Repair techs rank high on job list
YARMOUTH, Maine – When provider Calvin Fuller heard that TIME.com recently named medical equipment repairer as one of “the 5 best jobs you’ve never heard of,” he wasn’t surprised.
“It’s definitely a job that a lot more people could do if they knew about it,” said Fuller, a senior technician at Addison, Texas-based Repair Express.
Medical equipment repairers who work on hospital beds and electric wheelchairs can typically learn on the job and earn, on average, $44,000 a year, according to TIME’s job description. Skills needed: troubleshooting, dexterity, analytical thinking and technical skills.
Chuck Wadsworth, the service manager at Keystone Mobility in Hummelstown, Pa., agrees with TIME’s assessment.
“There’s a lot of on-the-job training,” said Wadsworth, who has more than 10 years of experience as a medical equipment repairer. “I was an auto mechanic for a few years before I came here and I think that gave me a good start.”

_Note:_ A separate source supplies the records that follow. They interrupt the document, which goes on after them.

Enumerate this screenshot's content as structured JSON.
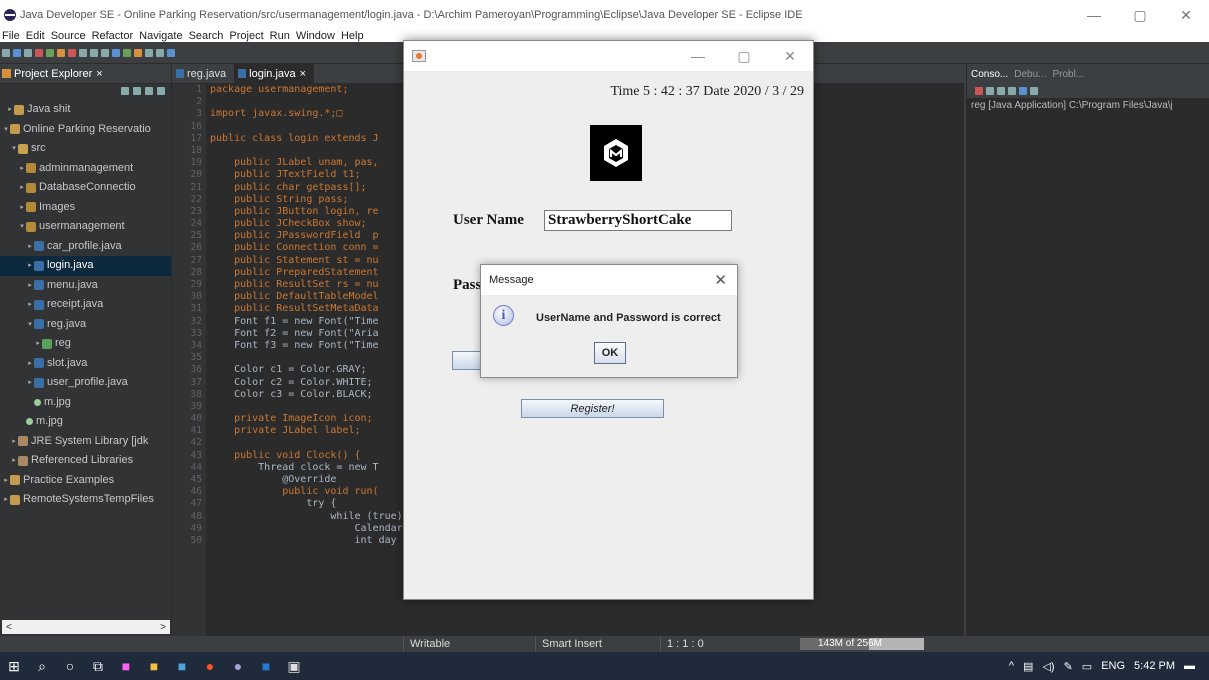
{
  "window": {
    "title": "Java Developer SE - Online Parking Reservation/src/usermanagement/login.java - D:\\Archim Pameroyan\\Programming\\Eclipse\\Java Developer SE - Eclipse IDE",
    "minimize": "—",
    "maximize": "▢",
    "close": "✕"
  },
  "menu": [
    "File",
    "Edit",
    "Source",
    "Refactor",
    "Navigate",
    "Search",
    "Project",
    "Run",
    "Window",
    "Help"
  ],
  "project_explorer": {
    "tab_label": "Project Explorer",
    "tab_close": "×",
    "items": [
      {
        "label": "Java shit",
        "twisty": "▸",
        "icon": "proj"
      },
      {
        "label": "Online Parking Reservatio",
        "twisty": "▾",
        "icon": "proj"
      },
      {
        "label": "src",
        "twisty": "▾",
        "icon": "src"
      },
      {
        "label": "adminmanagement",
        "twisty": "▸",
        "icon": "pkg"
      },
      {
        "label": "DatabaseConnectio",
        "twisty": "▸",
        "icon": "pkg"
      },
      {
        "label": "Images",
        "twisty": "▸",
        "icon": "pkg"
      },
      {
        "label": "usermanagement",
        "twisty": "▾",
        "icon": "pkg"
      },
      {
        "label": "car_profile.java",
        "twisty": "▸",
        "icon": "java"
      },
      {
        "label": "login.java",
        "twisty": "▸",
        "icon": "java",
        "selected": true
      },
      {
        "label": "menu.java",
        "twisty": "▸",
        "icon": "java"
      },
      {
        "label": "receipt.java",
        "twisty": "▸",
        "icon": "java"
      },
      {
        "label": "reg.java",
        "twisty": "▾",
        "icon": "java"
      },
      {
        "label": "reg",
        "twisty": "▸",
        "icon": "cls"
      },
      {
        "label": "slot.java",
        "twisty": "▸",
        "icon": "java"
      },
      {
        "label": "user_profile.java",
        "twisty": "▸",
        "icon": "java"
      },
      {
        "label": "m.jpg",
        "twisty": "",
        "icon": "img"
      },
      {
        "label": "m.jpg",
        "twisty": "",
        "icon": "img"
      },
      {
        "label": "JRE System Library [jdk",
        "twisty": "▸",
        "icon": "lib"
      },
      {
        "label": "Referenced Libraries",
        "twisty": "▸",
        "icon": "lib"
      },
      {
        "label": "Practice Examples",
        "twisty": "▸",
        "icon": "proj"
      },
      {
        "label": "RemoteSystemsTempFiles",
        "twisty": "▸",
        "icon": "proj"
      }
    ],
    "scroll_left": "<",
    "scroll_right": ">"
  },
  "editor": {
    "tabs": [
      {
        "label": "reg.java",
        "active": false
      },
      {
        "label": "login.java",
        "active": true,
        "close": "×"
      }
    ],
    "lines": [
      {
        "n": "1",
        "t": "package usermanagement;"
      },
      {
        "n": "2",
        "t": ""
      },
      {
        "n": "3",
        "t": "import javax.swing.*;□"
      },
      {
        "n": "16",
        "t": ""
      },
      {
        "n": "17",
        "t": "public class login extends J"
      },
      {
        "n": "18",
        "t": ""
      },
      {
        "n": "19",
        "t": "    public JLabel unam, pas,"
      },
      {
        "n": "20",
        "t": "    public JTextField t1;"
      },
      {
        "n": "21",
        "t": "    public char getpass[];"
      },
      {
        "n": "22",
        "t": "    public String pass;"
      },
      {
        "n": "23",
        "t": "    public JButton login, re"
      },
      {
        "n": "24",
        "t": "    public JCheckBox show;"
      },
      {
        "n": "25",
        "t": "    public JPasswordField  p"
      },
      {
        "n": "26",
        "t": "    public Connection conn ="
      },
      {
        "n": "27",
        "t": "    public Statement st = nu"
      },
      {
        "n": "28",
        "t": "    public PreparedStatement"
      },
      {
        "n": "29",
        "t": "    public ResultSet rs = nu"
      },
      {
        "n": "30",
        "t": "    public DefaultTableModel"
      },
      {
        "n": "31",
        "t": "    public ResultSetMetaData"
      },
      {
        "n": "32",
        "t": "    Font f1 = new Font(\"Time"
      },
      {
        "n": "33",
        "t": "    Font f2 = new Font(\"Aria"
      },
      {
        "n": "34",
        "t": "    Font f3 = new Font(\"Time"
      },
      {
        "n": "35",
        "t": ""
      },
      {
        "n": "36",
        "t": "    Color c1 = Color.GRAY;"
      },
      {
        "n": "37",
        "t": "    Color c2 = Color.WHITE;"
      },
      {
        "n": "38",
        "t": "    Color c3 = Color.BLACK;"
      },
      {
        "n": "39",
        "t": ""
      },
      {
        "n": "40",
        "t": "    private ImageIcon icon;"
      },
      {
        "n": "41",
        "t": "    private JLabel label;"
      },
      {
        "n": "42",
        "t": ""
      },
      {
        "n": "43",
        "t": "    public void Clock() {"
      },
      {
        "n": "44",
        "t": "        Thread clock = new T"
      },
      {
        "n": "45",
        "t": "            @Override"
      },
      {
        "n": "46",
        "t": "            public void run("
      },
      {
        "n": "47",
        "t": "                try {"
      },
      {
        "n": "48",
        "t": "                    while (true) {"
      },
      {
        "n": "49",
        "t": "                        Calendar cal = new GregorianCalendar();"
      },
      {
        "n": "50",
        "t": "                        int day = cal.get(Calendar.DAY_OF_MONTH);"
      }
    ]
  },
  "console": {
    "tabs": [
      "Conso...",
      "Debu...",
      "Probl..."
    ],
    "text": "reg [Java Application] C:\\Program Files\\Java\\j"
  },
  "status": {
    "writable": "Writable",
    "insert_mode": "Smart Insert",
    "position": "1 : 1 : 0",
    "heap": "143M of 256M",
    "heap_fraction": 0.56
  },
  "java_frame": {
    "clock_text": "Time 5 : 42 : 37 Date 2020 / 3 / 29",
    "username_label": "User Name",
    "username_value": "StrawberryShortCake",
    "password_label": "Pass",
    "register_button": "Register!"
  },
  "message_dialog": {
    "title": "Message",
    "close": "✕",
    "icon": "i",
    "message": "UserName and Password is correct",
    "ok_button": "OK"
  },
  "taskbar": {
    "tray_lang": "ENG",
    "time": "5:42 PM"
  }
}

Fuller, who repairs power and manual wheelchairs, scooters and the occasional hospital bed, says the job’s day-to-day challenges are as unique as the equipment he works on.

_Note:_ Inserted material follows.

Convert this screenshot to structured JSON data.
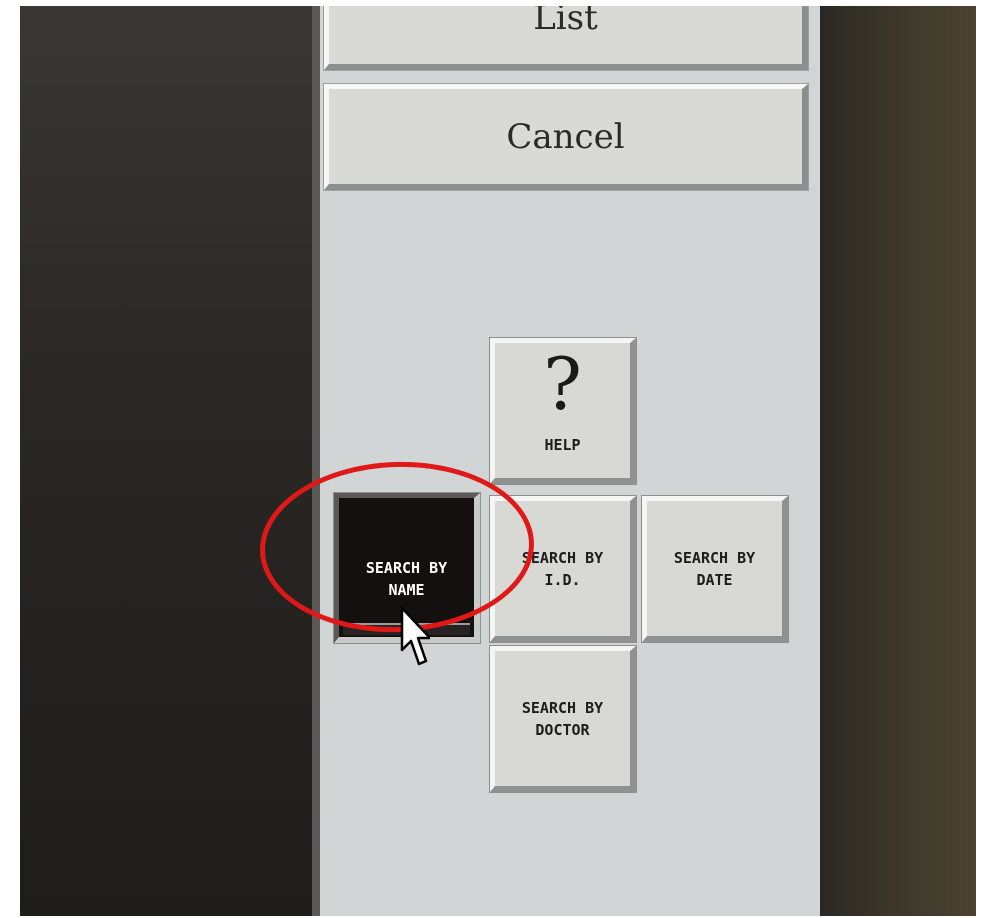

“It’s an ever-evolving field,” he said. “There are always new types of joysticks and controllers, and there are many different makes and models—it’s all fairly proprietary. Pride doesn’t use the same exact things as Dalton or Merits.”

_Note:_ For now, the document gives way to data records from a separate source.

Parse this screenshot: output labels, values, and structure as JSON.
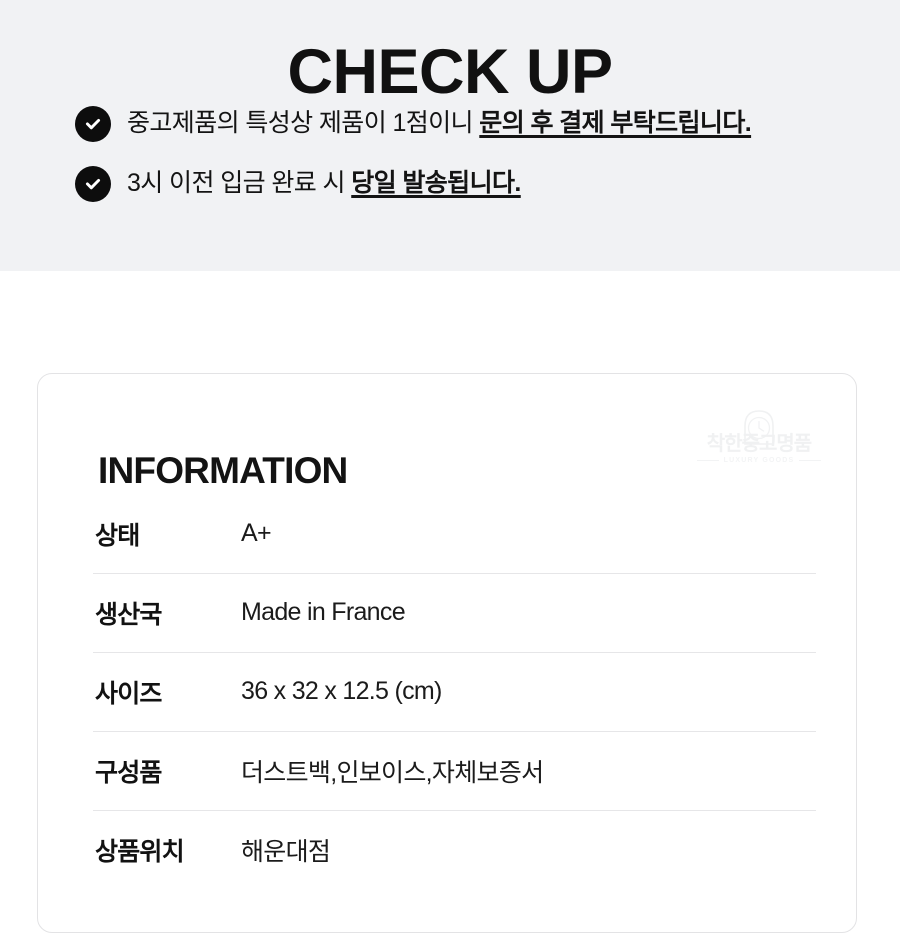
{
  "checkup": {
    "title": "CHECK UP",
    "icon": "check-circle-icon",
    "items": [
      {
        "plain": "중고제품의 특성상 제품이 1점이니 ",
        "emphasis": "문의 후 결제 부탁드립니다."
      },
      {
        "plain": "3시 이전 입금 완료 시 ",
        "emphasis": "당일 발송됩니다."
      }
    ]
  },
  "information": {
    "title": "INFORMATION",
    "watermark": {
      "icon": "shop-clock-logo-icon",
      "name": "착한중고명품",
      "subtitle": "LUXURY GOODS"
    },
    "rows": [
      {
        "label": "상태",
        "value": "A+"
      },
      {
        "label": "생산국",
        "value": "Made in France"
      },
      {
        "label": "사이즈",
        "value": "36 x 32 x 12.5 (cm)"
      },
      {
        "label": "구성품",
        "value": "더스트백,인보이스,자체보증서"
      },
      {
        "label": "상품위치",
        "value": "해운대점"
      }
    ]
  },
  "colors": {
    "banner_background": "#f1f2f4",
    "page_background": "#ffffff",
    "text": "#131313",
    "icon_fill": "#0d0d0d",
    "card_border": "#e3e3e5",
    "row_divider": "#e6e6e8"
  }
}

While Fuller concedes that his job has taken him into some “pretty rough areas” of the city at times, he says the best part is helping people.
The job security doesn’t hurt, either. With 10,000 baby boomers turning 65 every day, the need for HME and those who repair it isn’t going away anytime soon.
“I’ve never laid anyone off due to a shortage of work,” said Wadsworth. “It seems like the demand only increases.”